The unrest prompted the previous government, led by the Congress Party, to pass a new land act in 2013. It requires projects carried out by private companies to have the consent of at least 70 percent of farmers in an area before their land can be bought to build power stations, ports or other infrastructure. Social impact assessments involving public hearings and resettlement and rehabilitation packages are also required.

No faith in the government?

In December last year, Modi's business-friendly government passed an executive order removing the "informed consent" and "social impact assessment" requirements for projects relating to defense and national security, infrastructure and industrial corridors that would encourage more trade between major cities. Modi's Bharatiya Janata Party (BJP) argues this will speed up acquisition time, free up billions of dollars in industry investments and eventually help many farmers out of poverty.

But opposition parties are unimpressed. The showdown over the proposed changes is also in part because many farmers do not trust the government.

"We are convinced that the government has a hidden agenda to hand over farmland to private corporations," Kishore Tiwari, who heads farmers' rights group Vidharbha Jan Andolan Samiti in a drought-hit region in the state of Maharashtra, says. "We plan to fight tooth and nail against the changes to the land bill."

Political posturing

Analysts say there is also a political angle to the increasingly polarized debate, with the opposition Congress Party struggling to stay relevant after a humiliating defeat to Modi's BJP in last year's general election.

"There is little doubt that the Congress is fighting to stay alive," Sanjoy Chakravorty, a professor of geography and urban studies at Temple University in the US, says of the party's support for India's estimated 800 million rural citizens. "You can never go wrong by claiming to be pro-farmer in India."

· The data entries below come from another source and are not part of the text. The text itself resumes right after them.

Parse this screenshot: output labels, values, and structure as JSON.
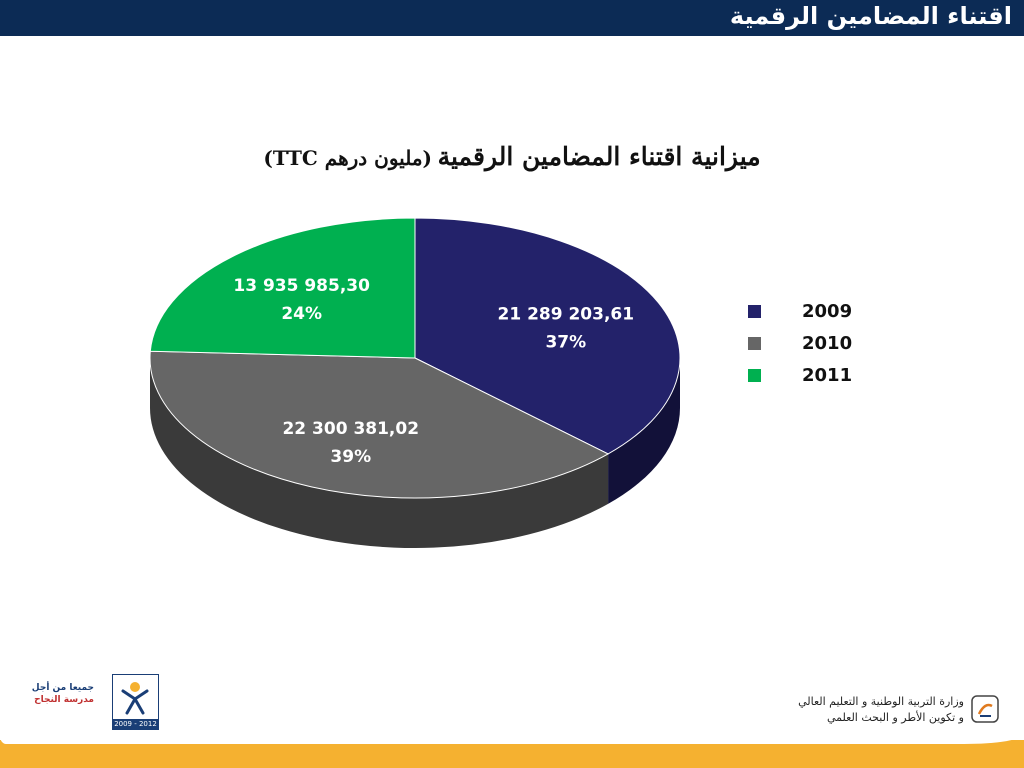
{
  "header": {
    "title": "اقتناء المضامين الرقمية"
  },
  "chart_title": {
    "main": "ميزانية اقتناء المضامين الرقمية",
    "sub": "(مليون درهم TTC)"
  },
  "chart_data": {
    "type": "pie",
    "title": "ميزانية اقتناء المضامين الرقمية (مليون درهم TTC)",
    "series": [
      {
        "name": "2009",
        "value": 21289203.61,
        "value_label": "21 289 203,61",
        "percent_label": "37%",
        "color": "#23226a",
        "side_color": "#121139"
      },
      {
        "name": "2010",
        "value": 22300381.02,
        "value_label": "22 300 381,02",
        "percent_label": "39%",
        "color": "#666666",
        "side_color": "#3a3a3a"
      },
      {
        "name": "2011",
        "value": 13935985.3,
        "value_label": "13 935 985,30",
        "percent_label": "24%",
        "color": "#00b050",
        "side_color": "#007a37"
      }
    ],
    "legend_position": "right",
    "style": "3d"
  },
  "legend": [
    {
      "label": "2009",
      "color": "#23226a"
    },
    {
      "label": "2010",
      "color": "#666666"
    },
    {
      "label": "2011",
      "color": "#00b050"
    }
  ],
  "footer": {
    "left_logo_line1": "جميعا من أجل",
    "left_logo_line2": "مدرسة النجاح",
    "left_logo_years": "2009 - 2012",
    "ministry_line1": "وزارة التربية الوطنية و التعليم العالي",
    "ministry_line2": "و تكوين الأطر و البحث العلمي",
    "accent_color": "#f5b130"
  }
}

A farmer works in a field in Maharashtra
Farming is one of India's least productive sectors, but it still unleashes strong passions and debatesImage: DW/F. Martin

After pushing through the bill in the lower house of parliament, Prime Minister Modi now faces a vote over the legislation in the upper house, where his BJP is in the minority.

One law, many realities

Notwithstanding Modi's proposed amendments, Chakravorty, who wrote the book "The Price of Land: Acquisition, Conflict, Consequence," says the bill ignores India's broader realities - the country neither has a homogenous farming community nor a single land market.

At one end of the spectrum, prices of land are skyrocketing in once sleepy farming villages located near urban centers across the country, making some farmers rich beyond their wildest dreams; on the other, some farmers, especially poor indigenous people, struggle to make a living from their land and are prey to a range of corrupt practices and local land mafias.

"You simply cannot have a blanket land law given India's geographical, economic and cultural diversity, specific local land cultures and fragmentation of land holdings," Chakravorty says. "It's a terrible idea."